Mauro Santayana
Hoje, em Londres, estará pairando sobre a reunião do G-20, com sua barba, cabelos longos, leve e sarcástico sorriso, o espírito de Karl Marx. Provavelmente o acompanharão, além de Engels e Andrew Jackson, fantasmas mais antigos, como os de Babeuf e Sieyiès. Ontem e anteontem, nas manifestações populares na City e diante do Palácio de Buckingham, poderiam estar presentes outras assombrações, como as de Girolamo Savanarola e do gladiador Spartacus.
Os principais líderes do mundo não irão negociar entre eles mesmos: terão que negociar com esses incômodos visionários da História, cujas ideias continuam vigentes. Mais uma vez a ordem de domínio tentará um acordo com o passado, porque, sem esse acordo, tudo pode ocorrer no presente. Como disse ontem Lula – depois de almoçar com Sarkozy – os líderes do G-20 não devem encontrar-se para marcar nova reunião.

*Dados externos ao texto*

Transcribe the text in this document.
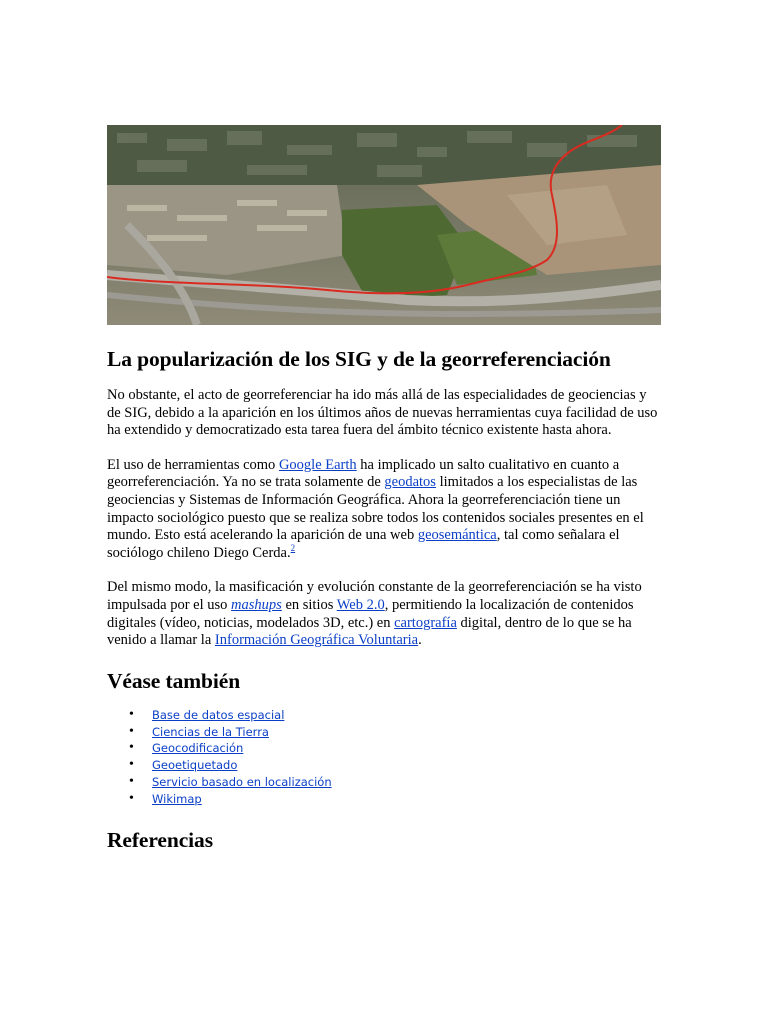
La popularización de los SIG y de la georreferenciación

No obstante, el acto de georreferenciar ha ido más allá de las especialidades de geociencias y de SIG, debido a la aparición en los últimos años de nuevas herramientas cuya facilidad de uso ha extendido y democratizado esta tarea fuera del ámbito técnico existente hasta ahora.

El uso de herramientas como Google Earth ha implicado un salto cualitativo en cuanto a georreferenciación. Ya no se trata solamente de geodatos limitados a los especialistas de las geociencias y Sistemas de Información Geográfica. Ahora la georreferenciación tiene un impacto sociológico puesto que se realiza sobre todos los contenidos sociales presentes en el mundo. Esto está acelerando la aparición de una web geosemántica, tal como señalara el sociólogo chileno Diego Cerda.$^2$

Del mismo modo, la masificación y evolución constante de la georreferenciación se ha visto impulsada por el uso mashups en sitios Web 2.0, permitiendo la localización de contenidos digitales (vídeo, noticias, modelados 3D, etc.) en cartografía digital, dentro de lo que se ha venido a llamar la Información Geográfica Voluntaria.

Véase también
• Base de datos espacial
• Ciencias de la Tierra
• Geocodificación
• Geoetiquetado
• Servicio basado en localización
• Wikimap
Referencias
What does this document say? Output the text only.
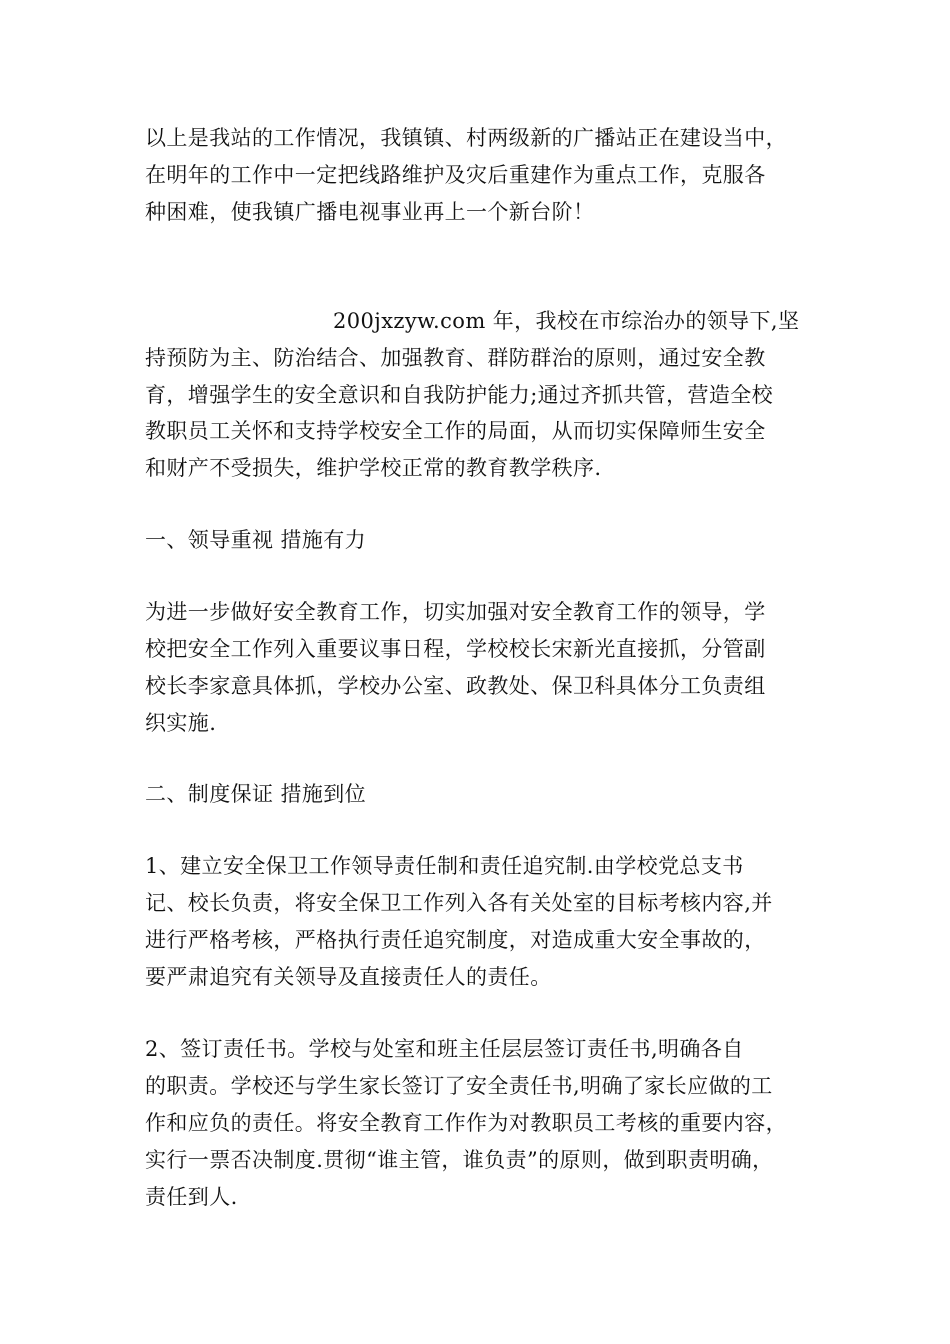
以上是我站的工作情况，我镇镇、村两级新的广播站正在建设当中，
在明年的工作中一定把线路维护及灾后重建作为重点工作，克服各
种困难，使我镇广播电视事业再上一个新台阶！
200jxzyw.com 年，我校在市综治办的领导下,坚
持预防为主、防治结合、加强教育、群防群治的原则，通过安全教
育，增强学生的安全意识和自我防护能力;通过齐抓共管，营造全校
教职员工关怀和支持学校安全工作的局面，从而切实保障师生安全
和财产不受损失，维护学校正常的教育教学秩序.
一、领导重视 措施有力
为进一步做好安全教育工作，切实加强对安全教育工作的领导，学
校把安全工作列入重要议事日程，学校校长宋新光直接抓，分管副
校长李家意具体抓，学校办公室、政教处、保卫科具体分工负责组
织实施.
二、制度保证 措施到位
1、建立安全保卫工作领导责任制和责任追究制.由学校党总支书
记、校长负责，将安全保卫工作列入各有关处室的目标考核内容,并
进行严格考核，严格执行责任追究制度，对造成重大安全事故的，
要严肃追究有关领导及直接责任人的责任。
2、签订责任书。学校与处室和班主任层层签订责任书,明确各自
的职责。学校还与学生家长签订了安全责任书,明确了家长应做的工
作和应负的责任。将安全教育工作作为对教职员工考核的重要内容，
实行一票否决制度.贯彻“谁主管，谁负责”的原则，做到职责明确，
责任到人.
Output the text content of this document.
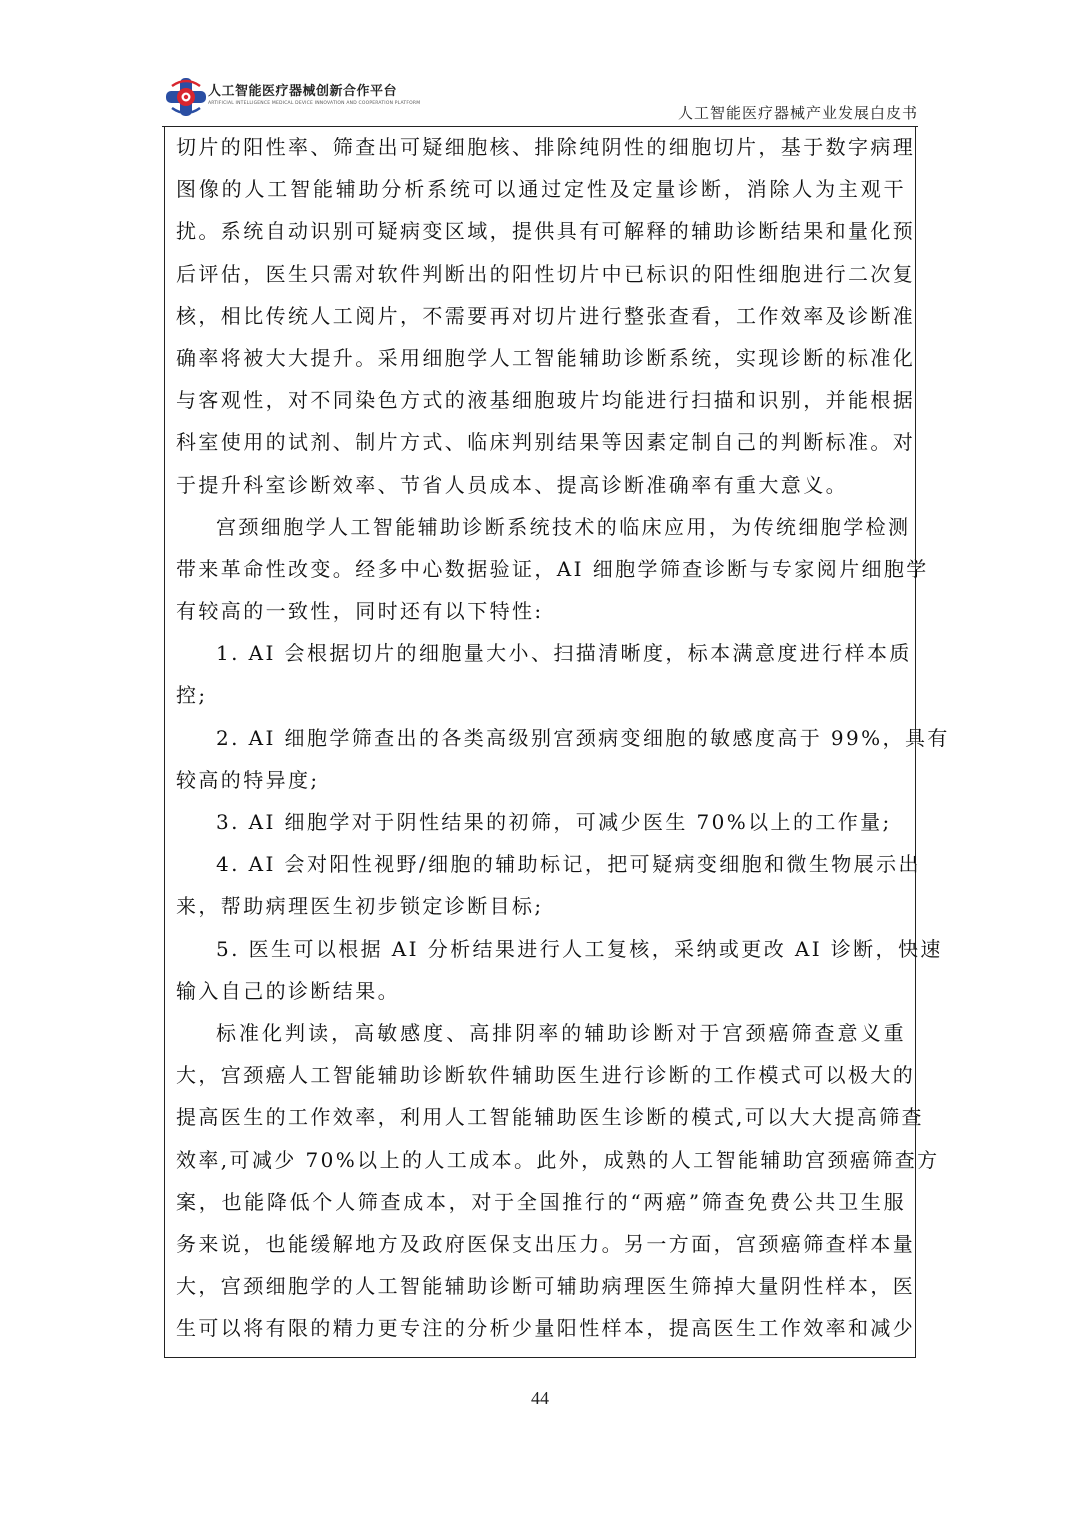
人工智能医疗器械创新合作平台
ARTIFICIAL INTELLIGENCE MEDICAL DEVICE INNOVATION AND COOPERATION PLATFORM
人工智能医疗器械产业发展白皮书
切片的阳性率、筛查出可疑细胞核、排除纯阴性的细胞切片，基于数字病理
图像的人工智能辅助分析系统可以通过定性及定量诊断，消除人为主观干
扰。系统自动识别可疑病变区域，提供具有可解释的辅助诊断结果和量化预
后评估，医生只需对软件判断出的阳性切片中已标识的阳性细胞进行二次复
核，相比传统人工阅片，不需要再对切片进行整张查看，工作效率及诊断准
确率将被大大提升。采用细胞学人工智能辅助诊断系统，实现诊断的标准化
与客观性，对不同染色方式的液基细胞玻片均能进行扫描和识别，并能根据
科室使用的试剂、制片方式、临床判别结果等因素定制自己的判断标准。对
于提升科室诊断效率、节省人员成本、提高诊断准确率有重大意义。
宫颈细胞学人工智能辅助诊断系统技术的临床应用，为传统细胞学检测
带来革命性改变。经多中心数据验证，AI 细胞学筛查诊断与专家阅片细胞学
有较高的一致性，同时还有以下特性:
1. AI 会根据切片的细胞量大小、扫描清晰度，标本满意度进行样本质
控;
2. AI 细胞学筛查出的各类高级别宫颈病变细胞的敏感度高于 99%，具有
较高的特异度;
3. AI 细胞学对于阴性结果的初筛，可减少医生 70%以上的工作量;
4. AI 会对阳性视野/细胞的辅助标记，把可疑病变细胞和微生物展示出
来，帮助病理医生初步锁定诊断目标;
5. 医生可以根据 AI 分析结果进行人工复核，采纳或更改 AI 诊断，快速
输入自己的诊断结果。
标准化判读，高敏感度、高排阴率的辅助诊断对于宫颈癌筛查意义重
大，宫颈癌人工智能辅助诊断软件辅助医生进行诊断的工作模式可以极大的
提高医生的工作效率，利用人工智能辅助医生诊断的模式,可以大大提高筛查
效率,可减少 70%以上的人工成本。此外，成熟的人工智能辅助宫颈癌筛查方
案，也能降低个人筛查成本，对于全国推行的“两癌”筛查免费公共卫生服
务来说，也能缓解地方及政府医保支出压力。另一方面，宫颈癌筛查样本量
大，宫颈细胞学的人工智能辅助诊断可辅助病理医生筛掉大量阴性样本，医
生可以将有限的精力更专注的分析少量阳性样本，提高医生工作效率和减少
44
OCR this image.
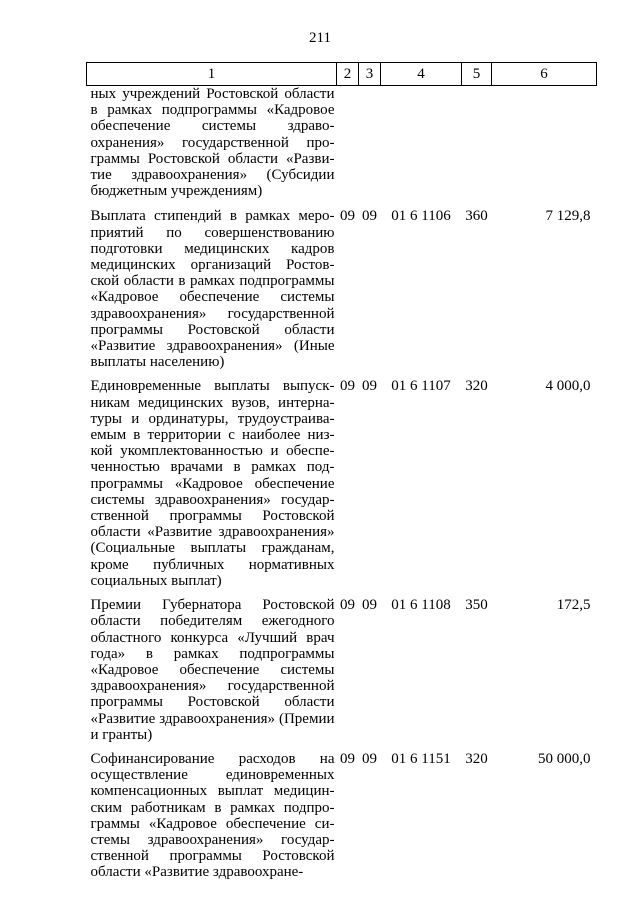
211
1	2	3	4	5	6
ных учреждений Ростовской области в рамках подпрограммы «Кадровое обеспечение системы здравоохранения» государственной программы Ростовской области «Развитие здравоохранения» (Субсидии бюджетным учреждениям)					
Выплата стипендий в рамках мероприятий по совершенствованию подготовки медицинских кадров медицинских организаций Ростовской области в рамках подпрограммы «Кадровое обеспечение системы здравоохранения» государственной программы Ростовской области «Развитие здравоохранения» (Иные выплаты населению)	09	09	01 6 1106	360	7 129,8
Единовременные выплаты выпускникам медицинских вузов, интернатуры и ординатуры, трудоустраиваемым в территории с наиболее низкой укомплектованностью и обеспеченностью врачами в рамках подпрограммы «Кадровое обеспечение системы здравоохранения» государственной программы Ростовской области «Развитие здравоохранения» (Социальные выплаты гражданам, кроме публичных нормативных социальных выплат)	09	09	01 6 1107	320	4 000,0
Премии Губернатора Ростовской области победителям ежегодного областного конкурса «Лучший врач года» в рамках подпрограммы «Кадровое обеспечение системы здравоохранения» государственной программы Ростовской области «Развитие здравоохранения» (Премии и гранты)	09	09	01 6 1108	350	172,5
Софинансирование расходов на осуществление единовременных компенсационных выплат медицинским работникам в рамках подпрограммы «Кадровое обеспечение системы здравоохранения» государственной программы Ростовской области «Развитие здравоохране-	09	09	01 6 1151	320	50 000,0
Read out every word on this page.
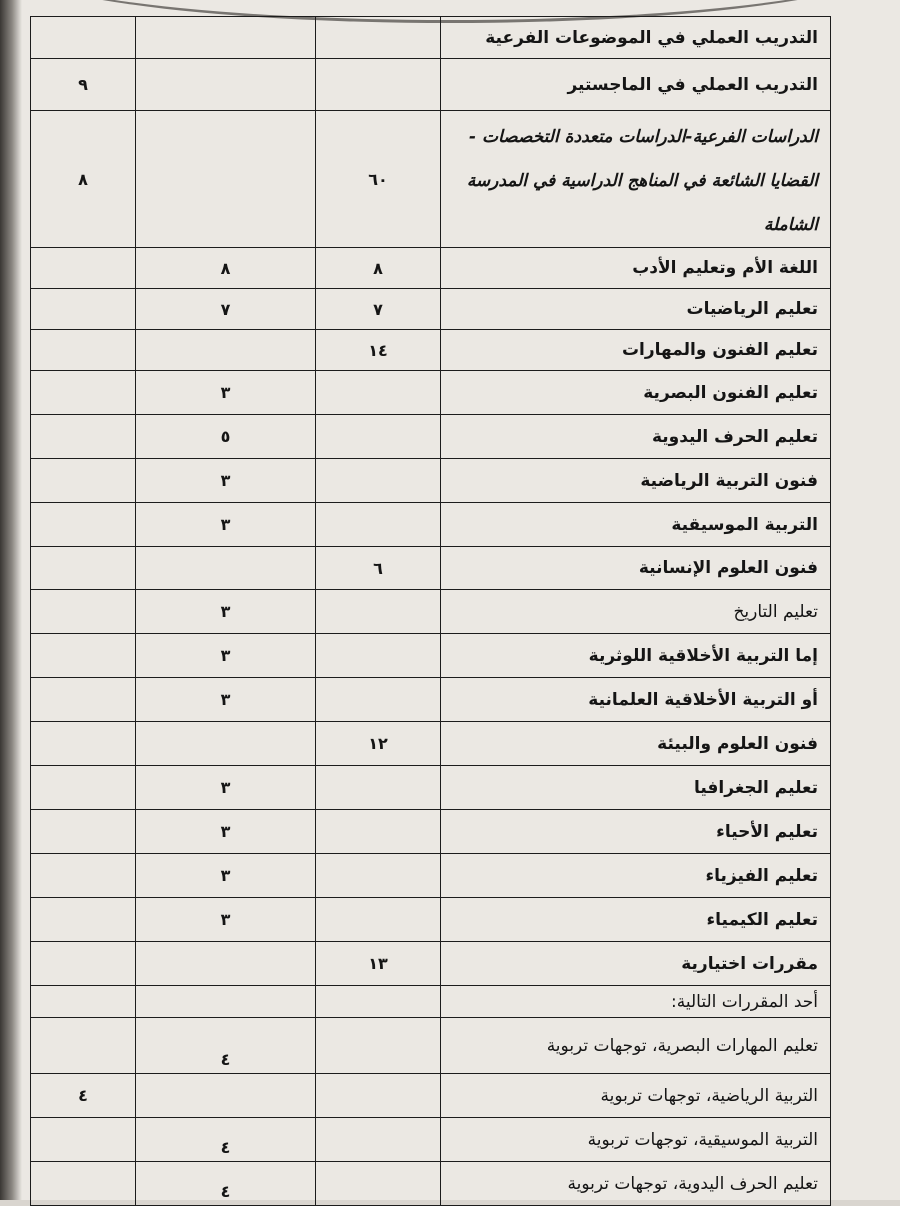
التدريب العملي في الموضوعات الفرعية			
التدريب العملي في الماجستير			٩
الدراسات الفرعية-الدراسات متعددة التخصصات - القضايا الشائعة في المناهج الدراسية في المدرسة الشاملة	٦٠		٨
اللغة الأم وتعليم الأدب	٨	٨	
تعليم الرياضيات	٧	٧	
تعليم الفنون والمهارات	١٤		
تعليم الفنون البصرية		٣	
تعليم الحرف اليدوية		٥	
فنون التربية الرياضية		٣	
التربية الموسيقية		٣	
فنون العلوم الإنسانية	٦		
تعليم التاريخ		٣	
إما التربية الأخلاقية اللوثرية		٣	
أو التربية الأخلاقية العلمانية		٣	
فنون العلوم والبيئة	١٢		
تعليم الجغرافيا		٣	
تعليم الأحياء		٣	
تعليم الفيزياء		٣	
تعليم الكيمياء		٣	
مقررات اختيارية	١٣		
أحد المقررات التالية:			
تعليم المهارات البصرية، توجهات تربوية		٤	
التربية الرياضية، توجهات تربوية			٤
التربية الموسيقية، توجهات تربوية		٤	
تعليم الحرف اليدوية، توجهات تربوية		٤	
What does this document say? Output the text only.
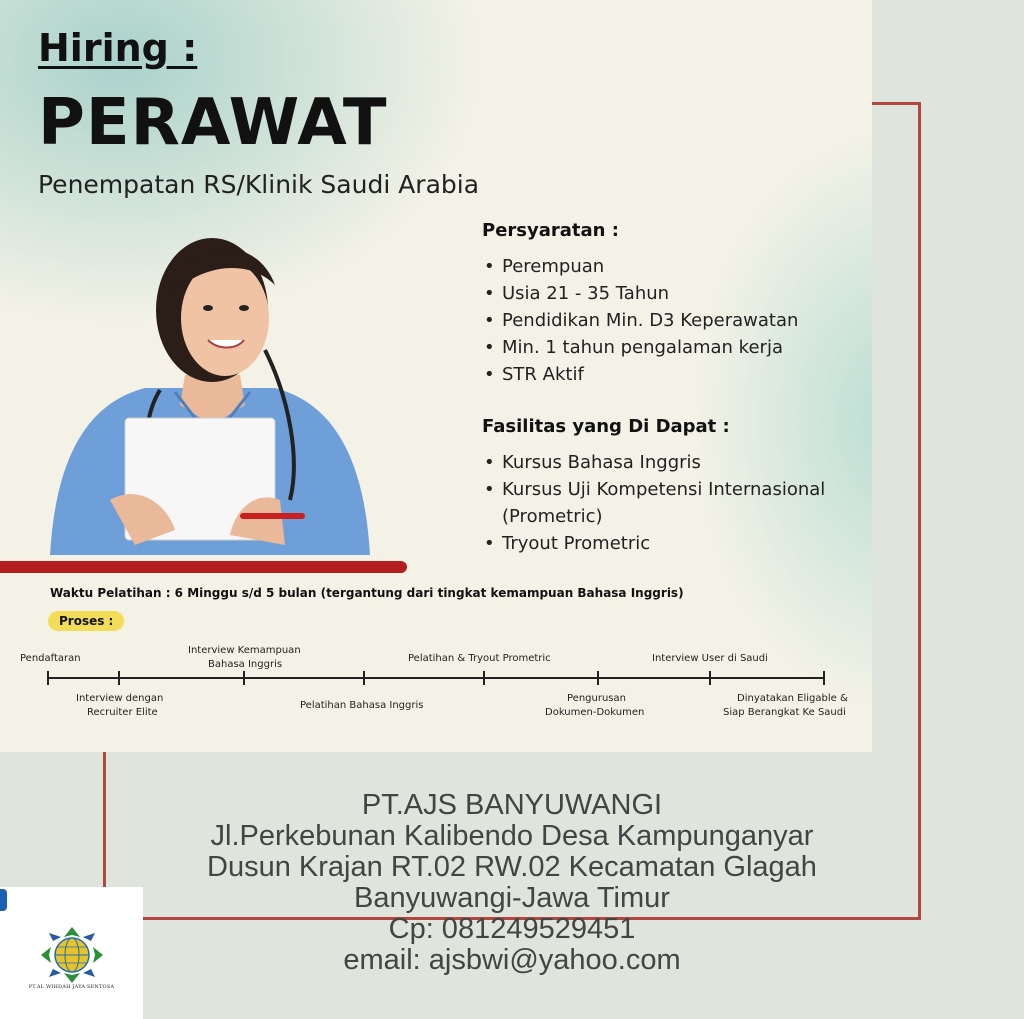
Hiring :
PERAWAT
Penempatan RS/Klinik Saudi Arabia
Persyaratan :
• Perempuan
• Usia 21 - 35 Tahun
• Pendidikan Min. D3 Keperawatan
• Min. 1 tahun pengalaman kerja
• STR Aktif
Fasilitas yang Di Dapat :
• Kursus Bahasa Inggris
• Kursus Uji Kompetensi Internasional (Prometric)
• Tryout Prometric
Waktu Pelatihan : 6 Minggu s/d 5 bulan (tergantung dari tingkat kemampuan Bahasa Inggris)
Proses :
Pendaftaran
Interview Kemampuan
Bahasa Inggris
Pelatihan & Tryout Prometric	Interview User di Saudi
Interview dengan
Recruiter Elite
Pelatihan Bahasa Inggris
Pengurusan
Dokumen-Dokumen
Dinyatakan Eligable &
Siap Berangkat Ke Saudi
PT.AJS BANYUWANGI
Jl.Perkebunan Kalibendo Desa Kampunganyar
Dusun Krajan RT.02 RW.02 Kecamatan Glagah
Banyuwangi-Jawa Timur
Cp: 081249529451
email: ajsbwi@yahoo.com
PT.AL WIHDAH JAYA SENTOSA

Tem razão. O próximo encontro pode ser tardio. A hora reclama decisões rápidas.
Cúmplices da ladroagem, alguns economistas ameaçam com maior instabilidade do sistema, se o Estado voltar a regulamentar as atividades financeiras e econômicas. Defendem a permanência dos paraísos fiscais e a "liberdade de mercado", atribuindo a crise à conjuntura. Outros acenam com as ligeiras variações dos índices de produção industrial no mercado americano, em razão da ajuda do governo ao sistema financeiro e à indústria automobilística. São como os enfermeiros que tranquilizam os parentes, quando a febre do paciente se reduz em um ou dois graus, durante o processo de hipotermia que antecede o óbito. Não deixa, no entanto, de ser divertido ouvi-los, porque se referem a tudo, menos à roubalheira de seus empregadores e consulentes.
Obama está contido pela resistência de Wall Street, mas a razão o aconselha a ir mais longe do que propõem os franceses e alemães. O problema surgiu em decorrência de uma crise ética mundial que se armou a partir da "deregulation" de Reagan. Os executivos dos bancos receberam cartas de privateers: não só eram autorizados a saquear, mediante as transações eletrônicas e o mercado derivativo, como lhes era permitido reocupar os refúgios dos piratas do século 17, com os paraísos fiscais antilhanos – e outros – menos expostos do que o valhacouto suíço.
Os paraísos fiscais constituem o fulcro da crise. Conforme o eminente contabilista inglês Richard Murphy, o desmantelamento dessas tocas é absolutamente necessário. Não se trata de regulamentá-los, mas de impedir que existam, e continuem sonegando impostos. Murphy registrou em seu blog (www.taxresearch.org.uk/blog) a reação dos grandes empresários britânicos contra a posição de Brown sobre os paraísos fiscais. As grandes indústrias multinacionais também os utilizam para sonegar impostos e outros atos criminosos. Importante é a conclusão de todos, embora cautelosamente exposta por Obama: o problema é político e só pode ser resolvido pelo Estado. As manifestações de Londres e de outras cidades mostram que o sistema financeiro e o complexo industrial militar internacional serão compelidos a aceitar as novas regras. Eles dispõem do poder econômico e da força política dele derivada – mas os povos começam a entender que a supremacia do Estado não pode ser contestada pelas corporações apátridas.
A única forma de agir em defesa do povo e do Estado é fiscalizar os negócios, mediante exame contábil. Foi exatamente por pensar assim que Itamar quis nomear o professor Lopes de Sá para uma diretoria do Banco Central, e seus diretores se opuseram, com o apoio do Ministério da Fazenda. Entende-se: para Lopes de Sá, em recente entrevista, "não basta regulamentar os mercados financeiros. Grandes bancos e consultores, alteraram normas contabilísticas, produziram regulamentos que os países adotaram como leis". Ele seria capaz de abrir a caixa-preta (até hoje fechada) daquela instituição.
Richard Murphy lembra a necessidade de um novo Glass-Steagal Act que, no início do governo Roosevelt, proibiu os bancos comerciais de atuarem como bancos de investimentos. No Brasil, importantes bancos comerciais são acionistas de grande parte das maiores empresas industriais e mercantis.